Located in the Crater of Diamonds State Park in Pike County, Arkansas, is a 37.5-acre  plowed piece of ground that us is billed as the world’s only diamond field that is accessible to the public.

Just several days ago, a 71-year-old retiree from Aurora, Colorado, was visiting the park with her family, and after just 10 minutes of looking came upon a white diamond weighing 2.63 carats. It was the largest find at the park thus far in 2018.

The lucky visitor said that was not sure if she had picked up a piece of glass, but discovered the true nature of her find  when she later brought it to the park’s Diamond Discovery Center. She named her diamond Lichtenfels, after the town she was born in Germany, which means “a rock between two lights.” According to park rules, it is hers to keep.

Thus far in 2018, 256 diamonds have been registered as discovered at Crater of Diamonds State Park, weighing a total of 49.64 carats. Others, presumably, may have exited the park unregistered, in visitors’ pockets.

Since it became an Arkansas state park in 1972, more 33,100 diamonds have been discovered at the site by visitors. Among the larger ones were the 40.23-carat Uncle Sam, which holds the record as the largest diamond ever unearthed in the United States, the 16.37-carat Amarillo Starlight, the 15.33-carat Star of Arkansas, and the 8.52-carat Esperanza.

Visitors to the Crater of Diamonds State Park searching the plowed field, in the hope of discovering their own rough diamond.

A selection of fancy colored and white diamonds that have been discovered over the years at the Crater of Diamonds State Park.

The Crater of Diamonds State Park is located above the eroded remains of a 95-million-year-old volcano.

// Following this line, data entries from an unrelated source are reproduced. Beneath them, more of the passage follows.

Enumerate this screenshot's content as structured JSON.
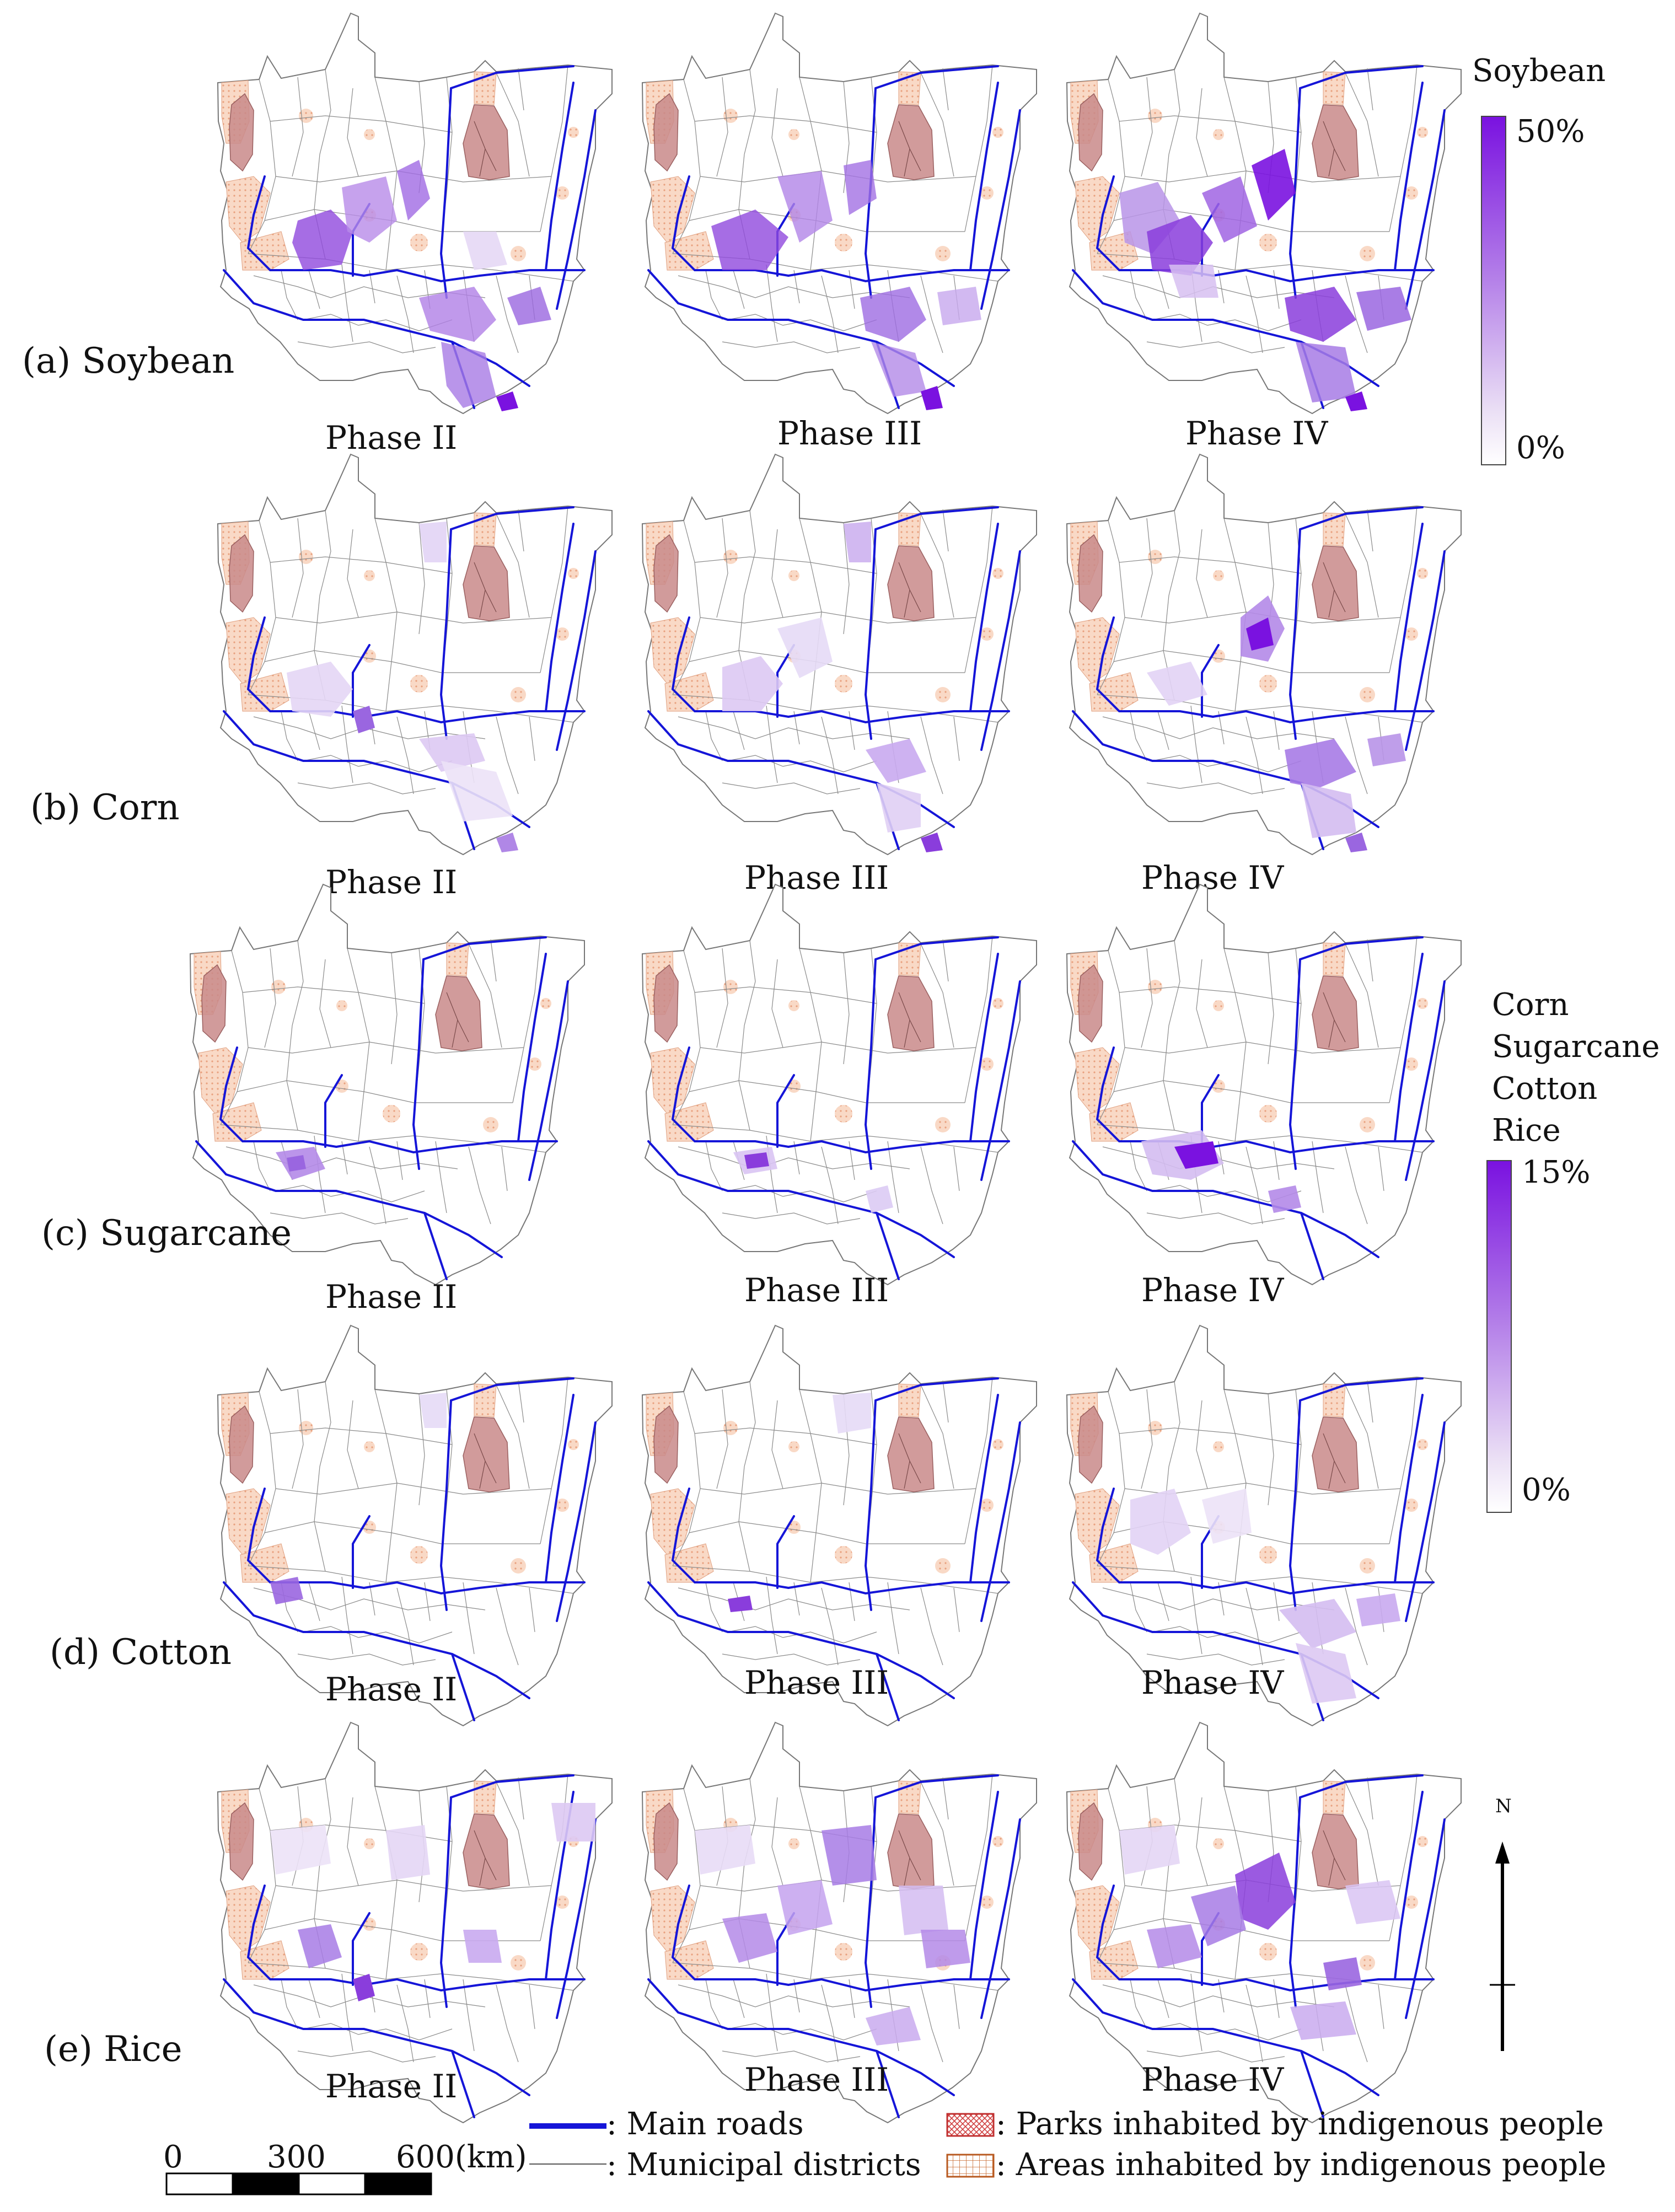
{
  "rows": [
    {
      "label": "(a) Soybean",
      "phases": [
        "Phase II",
        "Phase III",
        "Phase IV"
      ]
    },
    {
      "label": "(b) Corn",
      "phases": [
        "Phase II",
        "Phase III",
        "Phase IV"
      ]
    },
    {
      "label": "(c) Sugarcane",
      "phases": [
        "Phase II",
        "Phase III",
        "Phase IV"
      ]
    },
    {
      "label": "(d) Cotton",
      "phases": [
        "Phase II",
        "Phase III",
        "Phase IV"
      ]
    },
    {
      "label": "(e) Rice",
      "phases": [
        "Phase II",
        "Phase III",
        "Phase IV"
      ]
    }
  ],
  "legend_soybean": {
    "title": "Soybean",
    "max": "50%",
    "min": "0%"
  },
  "legend_others": {
    "titles": [
      "Corn",
      "Sugarcane",
      "Cotton",
      "Rice"
    ],
    "max": "15%",
    "min": "0%"
  },
  "north_label": "N",
  "scale_bar": {
    "labels": [
      "0",
      "300",
      "600(km)"
    ]
  },
  "map_legend": {
    "main_roads": ": Main roads",
    "municipal": ": Municipal districts",
    "parks": ": Parks inhabited by indigenous people",
    "areas": ": Areas inhabited by indigenous people"
  },
  "colors": {
    "road": "#1515d8",
    "boundary": "#8a8a8a",
    "indigenous_park": "#c98a8a",
    "indigenous_area": "#f7cdb5",
    "crop_high": "#7a12e0",
    "crop_low": "#ebe0f5"
  }
}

The diamonds at the site were brought to the surface in lamproite magma, which differs from the kimberlite magma that is typical of most mine sites, although it is characteristic of diamond mines in Australia.

Mining at the site started in 1906, after a local farmer named John Huddleston found two strange crystals. The following month he sold mining options to a group of Little Rock investors.

But several attempts at commercial diamond mining failed. Nonetheless, there was a brief “diamond rush” in the area, and it is said that at the time hotels in Murfreesboro turned away 10,000 people in the space of a year. A tent city was erected near the mine, which was called “Kimberly” in honor of the famous Kimberley mine in South Africa.

Today the park greets thousands of visitors each year. There they view a display of rough diamonds and other locally-found gemstones, and learn about the area’s unique history and geology. They are invited to explore the area on their own, and see what they can find.  Some, like the lady from Colorado, get lucky.